O momento em que toda empresa será de tecnologia começa a ser déjà vu. Agora o que se assiste é ao momento em que toda empresa vai ser banco. Isso também ajuda a inflacionar os salários. Os ganhos nas carreiras de tecnologia subiram 55%, em média, desde setembro 2020. Assim, um salário que beirava os R$ 6 mil, em setembro de 2020, chegou fácil a R$ 9,3 mil, em fevereiro de 2021. Com todo o avanço digital, conseguir um bom profissional virou questão de sobrevivência para qualquer empresa. E a implantação do home office acabou por derrubar as barreiras geográficas, abrindo as portas para talentos de fora do eixo Rio-São Paulo. Profissionais do Norte, Nordeste e do Sul também entraram na jogada.

As barreiras internacionais também começaram a ruir e várias empresas sediadas em outros países entraram na disputa que já vinha aquecida internamente. Com isso, hoje o nome do jogo mudou. Para João Pedro Mano, cofundador da startup de contabilidade Accountfy, “vivemos um grande rouba montes”. Segundo o executivo, eles conseguiram contratar uma pessoa de Salvador e depois abriram o mercado baiano, com indicações dos contratados. “A grande vantagem é que, num time remoto, trabalhar entre amigos estimula muito o grupo”, disse Mano. O avanço acelerado acabou esbarrando na questão da capacitação. A formação de profissionais é muito menor do que a procura.

NOVAS IDEIAS Luana Castro, da Michael Page, diz que demanda por profissionais de tecnologia cresceu no RH e marketing. (Crédito:Rodrigo Rodrigues)

A saída foi baixar um pouco a régua e aceitar pessoal mesmo sem ter faculdade. Cursos técnicos também são bem-vindos no mercado e abrem possibilidade de contratações. Para atenuar esse gap, as próprias empresas estão investindo em capacitação das pessoas internamente. Escolas de programação se multiplicaram pelo mercado, um conceito muito desenvolvido nos Estados Unidos e que vem agora crescendo no Brasil. Em algumas delas, os alunos nem pagam, quem paga são as empresas.
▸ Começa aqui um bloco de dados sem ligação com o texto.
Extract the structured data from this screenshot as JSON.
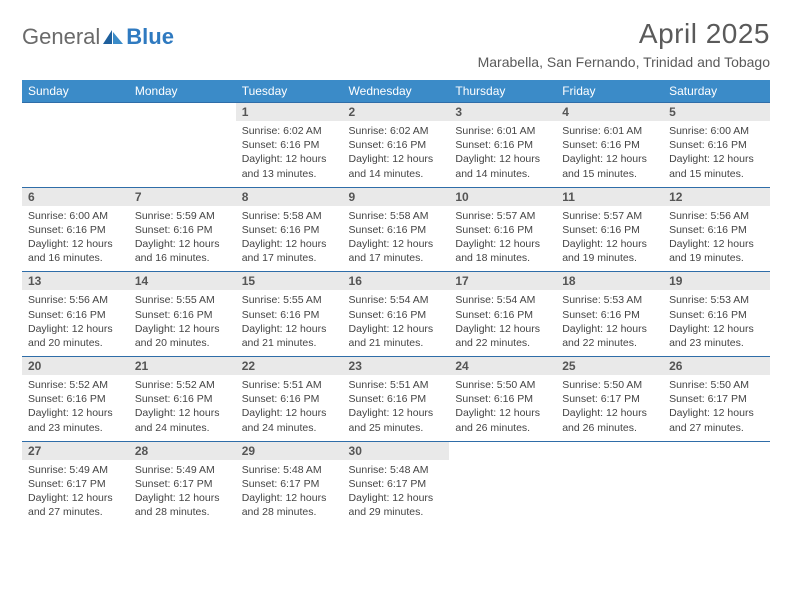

Um impulso importante num país em que o número de desempregados chega a 14,8 milhões de pessoas. Segundo o fundador da Revelo, a urgência de formação era tanta que a empresa criou um programa de aceleração de carreira para candidatos, com treinamentos técnicos, e hoje esse é um dos produtos que mais cresce. “Chegamos a formar 30 a 40 pessoas por mês no programa Revelo Up, e hoje já estamos com 250”, afirmou. O volume de financiamento cresceu oito vezes, segundo Mendes. “As pessoas querem se qualificar e as empresas querem essas pessoas.” Por tanta procura, a empresa de recrutamento também virou capacitação dos seus candidatos, que passaram a conseguir vagas melhores.

Muitos deles, de acordo com Mendes, saíram de carreiras que não eram nem de tecnologia e começaram a investir no digital, ampliando a empregabilidade. E hoje, mais da metade dos que fazem esses cursos acaba encontrando emprego em até um mês, com salários muito maiores por causa da demanda da tecnologia. “As empresas pensam: ‘Se esperar mais eu posso pegar alguém melhor ou posso perder candidato?’ ” Para o executivo não se trata de uma bolha que pode estourar a qualquer minuto, mas sim uma realidade digital sem volta. “O que levaria cinco anos aconteceu em apenas um por causa da pandemia. O cenário só não foi pior por causa do trabalho remoto, que abriu as portas para candidatos de fora”, disse.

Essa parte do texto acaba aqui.